What does this mean for Larry Fitzgerald?
The Arizona Cardinals owe it to Larry Fitzgerald to trade him to a contender while he still has time to be an elite receiver. At the start of the 2013 NFL season, Fitzgerald will be 30 years old. Given his age, Fitzgerald likely has about three or four years left to play at an elite level before he could start to show any kind of decline.
Not only could Fitzgerald benefit from a trade to a contender, but the Cardinals would likely acquire some top draft picks for a player of Fitzgerald's caliber that could help their immediate future.
The Cardinals do not have enough parts in place to rebuild and compete in the NFC West anytime in the near future. The success of the Seahawks and 49ers over the past few seasons will likely only improve over the next several years.
As mentioned before, Arizona's offensive line is brutal, and their talent for evaluating quarterbacks appears to be minimal.

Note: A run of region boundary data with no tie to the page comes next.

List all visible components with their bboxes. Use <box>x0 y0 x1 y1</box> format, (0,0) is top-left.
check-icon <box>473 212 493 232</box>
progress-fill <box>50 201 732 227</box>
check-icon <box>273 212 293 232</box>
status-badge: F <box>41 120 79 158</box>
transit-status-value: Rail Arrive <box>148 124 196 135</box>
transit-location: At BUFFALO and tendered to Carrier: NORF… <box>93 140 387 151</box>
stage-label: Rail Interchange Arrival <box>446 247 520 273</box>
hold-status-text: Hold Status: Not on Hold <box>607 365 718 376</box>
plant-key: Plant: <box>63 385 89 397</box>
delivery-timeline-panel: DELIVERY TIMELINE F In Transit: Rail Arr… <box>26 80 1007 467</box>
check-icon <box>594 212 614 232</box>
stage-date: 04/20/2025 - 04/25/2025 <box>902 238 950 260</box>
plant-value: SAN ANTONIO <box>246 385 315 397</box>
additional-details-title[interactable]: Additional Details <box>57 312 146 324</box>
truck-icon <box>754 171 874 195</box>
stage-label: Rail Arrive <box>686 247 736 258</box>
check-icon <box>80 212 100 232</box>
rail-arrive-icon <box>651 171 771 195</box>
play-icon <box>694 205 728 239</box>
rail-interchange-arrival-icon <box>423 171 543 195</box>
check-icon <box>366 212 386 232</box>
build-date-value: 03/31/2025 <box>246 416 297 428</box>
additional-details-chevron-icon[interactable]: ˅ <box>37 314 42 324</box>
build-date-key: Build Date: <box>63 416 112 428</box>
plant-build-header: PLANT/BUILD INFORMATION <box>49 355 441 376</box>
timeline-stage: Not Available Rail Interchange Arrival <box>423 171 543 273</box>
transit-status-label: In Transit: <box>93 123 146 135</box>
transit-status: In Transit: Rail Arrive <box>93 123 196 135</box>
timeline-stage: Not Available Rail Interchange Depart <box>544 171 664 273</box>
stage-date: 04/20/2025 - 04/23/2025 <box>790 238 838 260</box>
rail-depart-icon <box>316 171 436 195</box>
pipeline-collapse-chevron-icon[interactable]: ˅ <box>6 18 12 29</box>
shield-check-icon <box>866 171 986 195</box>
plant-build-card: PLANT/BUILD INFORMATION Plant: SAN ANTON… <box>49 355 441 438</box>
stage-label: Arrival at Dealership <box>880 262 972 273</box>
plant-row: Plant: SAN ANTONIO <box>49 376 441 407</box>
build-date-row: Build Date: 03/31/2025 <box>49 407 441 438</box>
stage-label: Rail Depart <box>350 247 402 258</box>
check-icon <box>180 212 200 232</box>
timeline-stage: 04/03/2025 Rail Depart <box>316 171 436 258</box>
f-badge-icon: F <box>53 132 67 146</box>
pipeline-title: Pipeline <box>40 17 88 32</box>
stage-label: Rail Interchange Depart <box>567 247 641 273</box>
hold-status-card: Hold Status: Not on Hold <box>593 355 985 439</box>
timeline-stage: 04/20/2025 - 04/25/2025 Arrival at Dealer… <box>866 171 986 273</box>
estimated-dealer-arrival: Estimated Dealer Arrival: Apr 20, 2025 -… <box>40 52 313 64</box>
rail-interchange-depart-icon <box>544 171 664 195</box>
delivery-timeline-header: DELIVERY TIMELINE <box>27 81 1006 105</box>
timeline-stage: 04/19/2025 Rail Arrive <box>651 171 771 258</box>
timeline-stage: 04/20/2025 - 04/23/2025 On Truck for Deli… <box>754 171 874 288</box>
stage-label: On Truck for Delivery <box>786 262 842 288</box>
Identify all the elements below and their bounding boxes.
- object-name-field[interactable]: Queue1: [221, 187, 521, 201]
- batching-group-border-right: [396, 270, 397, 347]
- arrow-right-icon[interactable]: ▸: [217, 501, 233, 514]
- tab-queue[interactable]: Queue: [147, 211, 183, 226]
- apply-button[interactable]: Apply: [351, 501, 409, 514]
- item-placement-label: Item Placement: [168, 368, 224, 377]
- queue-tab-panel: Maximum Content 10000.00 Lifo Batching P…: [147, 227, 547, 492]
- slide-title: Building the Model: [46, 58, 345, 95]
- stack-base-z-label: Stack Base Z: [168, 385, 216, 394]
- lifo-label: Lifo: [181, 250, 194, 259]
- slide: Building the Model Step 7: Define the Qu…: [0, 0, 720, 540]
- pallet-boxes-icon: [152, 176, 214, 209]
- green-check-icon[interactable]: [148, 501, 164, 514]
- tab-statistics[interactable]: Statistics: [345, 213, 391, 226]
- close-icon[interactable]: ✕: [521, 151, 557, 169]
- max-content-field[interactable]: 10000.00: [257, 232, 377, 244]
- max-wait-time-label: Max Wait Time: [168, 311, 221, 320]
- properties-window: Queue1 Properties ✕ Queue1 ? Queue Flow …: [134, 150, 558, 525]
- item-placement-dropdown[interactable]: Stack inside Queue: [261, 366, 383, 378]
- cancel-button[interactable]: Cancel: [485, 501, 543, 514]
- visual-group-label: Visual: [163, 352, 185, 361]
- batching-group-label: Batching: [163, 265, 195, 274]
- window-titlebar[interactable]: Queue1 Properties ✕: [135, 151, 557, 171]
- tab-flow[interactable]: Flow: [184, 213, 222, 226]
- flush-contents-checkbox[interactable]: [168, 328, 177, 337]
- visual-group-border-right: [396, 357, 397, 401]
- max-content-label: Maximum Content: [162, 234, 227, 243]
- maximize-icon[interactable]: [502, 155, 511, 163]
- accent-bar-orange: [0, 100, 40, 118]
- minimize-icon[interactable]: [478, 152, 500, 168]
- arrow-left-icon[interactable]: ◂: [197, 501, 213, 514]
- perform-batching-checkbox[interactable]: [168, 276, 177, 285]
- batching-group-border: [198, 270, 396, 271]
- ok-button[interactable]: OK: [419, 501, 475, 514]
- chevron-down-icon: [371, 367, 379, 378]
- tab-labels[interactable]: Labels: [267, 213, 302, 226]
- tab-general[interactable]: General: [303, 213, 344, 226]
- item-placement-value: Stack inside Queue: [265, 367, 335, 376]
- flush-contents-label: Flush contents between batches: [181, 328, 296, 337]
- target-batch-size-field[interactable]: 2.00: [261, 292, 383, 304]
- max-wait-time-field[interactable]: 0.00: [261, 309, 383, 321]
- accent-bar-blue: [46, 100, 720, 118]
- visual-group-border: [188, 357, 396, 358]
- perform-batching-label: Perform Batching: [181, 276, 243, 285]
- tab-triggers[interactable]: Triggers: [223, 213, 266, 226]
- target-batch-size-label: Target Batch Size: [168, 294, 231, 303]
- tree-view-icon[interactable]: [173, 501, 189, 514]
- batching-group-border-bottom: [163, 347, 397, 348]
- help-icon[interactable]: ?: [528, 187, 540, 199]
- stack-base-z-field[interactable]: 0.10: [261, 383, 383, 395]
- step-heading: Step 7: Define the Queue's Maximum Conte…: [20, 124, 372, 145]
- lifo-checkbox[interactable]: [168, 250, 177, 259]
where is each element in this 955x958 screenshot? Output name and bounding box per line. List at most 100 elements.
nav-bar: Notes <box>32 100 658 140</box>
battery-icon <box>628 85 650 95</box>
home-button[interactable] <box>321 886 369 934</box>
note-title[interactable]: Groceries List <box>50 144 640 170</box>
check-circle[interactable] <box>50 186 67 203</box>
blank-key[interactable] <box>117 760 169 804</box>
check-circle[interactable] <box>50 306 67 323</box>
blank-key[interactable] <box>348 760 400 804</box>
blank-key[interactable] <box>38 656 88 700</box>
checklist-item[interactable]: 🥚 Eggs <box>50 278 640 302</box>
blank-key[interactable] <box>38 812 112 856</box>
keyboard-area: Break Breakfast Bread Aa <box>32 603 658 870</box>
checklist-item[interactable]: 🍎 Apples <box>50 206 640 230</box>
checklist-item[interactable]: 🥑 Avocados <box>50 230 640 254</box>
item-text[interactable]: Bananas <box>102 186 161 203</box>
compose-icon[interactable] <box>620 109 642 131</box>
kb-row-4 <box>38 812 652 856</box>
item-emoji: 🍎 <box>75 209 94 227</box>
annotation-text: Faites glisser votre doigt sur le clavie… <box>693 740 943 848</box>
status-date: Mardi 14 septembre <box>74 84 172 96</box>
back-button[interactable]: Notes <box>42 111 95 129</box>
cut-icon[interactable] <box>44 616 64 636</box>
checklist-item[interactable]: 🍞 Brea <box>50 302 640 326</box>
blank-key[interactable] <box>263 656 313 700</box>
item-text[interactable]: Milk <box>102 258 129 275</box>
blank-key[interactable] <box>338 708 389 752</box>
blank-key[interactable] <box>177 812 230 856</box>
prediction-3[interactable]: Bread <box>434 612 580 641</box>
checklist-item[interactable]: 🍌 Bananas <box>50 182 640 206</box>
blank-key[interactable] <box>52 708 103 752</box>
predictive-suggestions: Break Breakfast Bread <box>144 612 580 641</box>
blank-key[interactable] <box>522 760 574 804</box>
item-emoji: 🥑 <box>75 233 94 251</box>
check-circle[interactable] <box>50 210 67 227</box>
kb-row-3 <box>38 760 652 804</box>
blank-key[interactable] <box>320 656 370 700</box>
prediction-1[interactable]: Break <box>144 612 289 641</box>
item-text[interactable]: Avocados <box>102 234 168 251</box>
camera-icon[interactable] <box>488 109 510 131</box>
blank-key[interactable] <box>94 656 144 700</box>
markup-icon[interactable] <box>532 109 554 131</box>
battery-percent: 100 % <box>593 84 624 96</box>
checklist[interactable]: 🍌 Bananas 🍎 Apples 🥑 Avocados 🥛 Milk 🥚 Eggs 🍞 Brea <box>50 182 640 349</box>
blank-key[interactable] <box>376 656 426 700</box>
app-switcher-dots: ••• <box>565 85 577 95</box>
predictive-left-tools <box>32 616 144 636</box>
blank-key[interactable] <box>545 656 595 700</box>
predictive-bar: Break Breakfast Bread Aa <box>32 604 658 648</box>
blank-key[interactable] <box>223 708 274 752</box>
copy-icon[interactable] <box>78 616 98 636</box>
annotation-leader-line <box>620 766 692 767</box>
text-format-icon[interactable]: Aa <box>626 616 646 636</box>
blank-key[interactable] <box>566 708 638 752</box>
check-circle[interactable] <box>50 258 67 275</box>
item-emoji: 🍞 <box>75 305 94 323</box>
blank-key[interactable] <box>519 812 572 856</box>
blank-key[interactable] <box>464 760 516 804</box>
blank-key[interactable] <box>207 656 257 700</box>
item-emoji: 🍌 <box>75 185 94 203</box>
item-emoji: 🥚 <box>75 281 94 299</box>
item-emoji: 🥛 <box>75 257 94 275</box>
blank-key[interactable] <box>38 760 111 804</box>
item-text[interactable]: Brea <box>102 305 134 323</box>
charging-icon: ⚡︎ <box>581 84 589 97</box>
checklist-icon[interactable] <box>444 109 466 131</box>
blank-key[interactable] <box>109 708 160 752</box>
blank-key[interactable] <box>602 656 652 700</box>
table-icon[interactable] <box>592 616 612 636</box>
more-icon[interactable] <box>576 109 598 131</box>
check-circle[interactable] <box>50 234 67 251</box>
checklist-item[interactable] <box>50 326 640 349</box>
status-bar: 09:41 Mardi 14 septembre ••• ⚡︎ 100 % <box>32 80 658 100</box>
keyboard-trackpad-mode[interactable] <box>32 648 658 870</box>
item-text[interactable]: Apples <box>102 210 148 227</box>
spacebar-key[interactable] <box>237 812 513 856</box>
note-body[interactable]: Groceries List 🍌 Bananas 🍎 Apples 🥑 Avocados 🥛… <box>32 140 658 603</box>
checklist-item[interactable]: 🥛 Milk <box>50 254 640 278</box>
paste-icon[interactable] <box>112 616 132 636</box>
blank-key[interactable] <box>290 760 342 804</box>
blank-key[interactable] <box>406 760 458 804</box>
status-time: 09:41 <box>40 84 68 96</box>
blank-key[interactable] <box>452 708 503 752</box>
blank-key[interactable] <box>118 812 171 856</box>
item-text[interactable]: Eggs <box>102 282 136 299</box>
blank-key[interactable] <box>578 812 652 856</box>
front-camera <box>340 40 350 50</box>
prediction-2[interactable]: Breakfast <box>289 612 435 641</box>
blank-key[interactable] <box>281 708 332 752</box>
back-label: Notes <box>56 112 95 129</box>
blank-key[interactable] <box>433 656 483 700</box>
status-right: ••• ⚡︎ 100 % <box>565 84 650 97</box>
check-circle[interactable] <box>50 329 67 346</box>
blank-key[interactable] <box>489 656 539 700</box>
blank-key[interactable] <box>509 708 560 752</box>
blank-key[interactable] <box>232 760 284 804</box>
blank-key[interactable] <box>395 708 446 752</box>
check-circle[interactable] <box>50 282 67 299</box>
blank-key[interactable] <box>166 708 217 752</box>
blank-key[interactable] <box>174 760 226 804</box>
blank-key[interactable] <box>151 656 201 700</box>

Beanie Wells has been an injury-prone half back since coming into the league, hindering him from achieving his full potential.
On the defensive side of the ball, Patrick Peterson is a stud, making an impact from the cornerback position and on special teams. Darnell Dockett has built a solid career for himself; however, his numbers this year suggest a decline could be looming for the three-time Pro Bowler. His future with the team also appears uncertain after a mix-up with fellow teammate Kerry Rhodes in the loss against the Jets a few weeks ago.
Fitzgerald holds high trade value to any team looking for a physical playmaker at wide receiver. The Cardinals would be smart to look for trades for Fitzgerald this coming off-season that would allow him opportunities to go to the playoffs and compete for a Super Bowl—and give the Cardinals an opportunity to rebuild a team that has much to repair.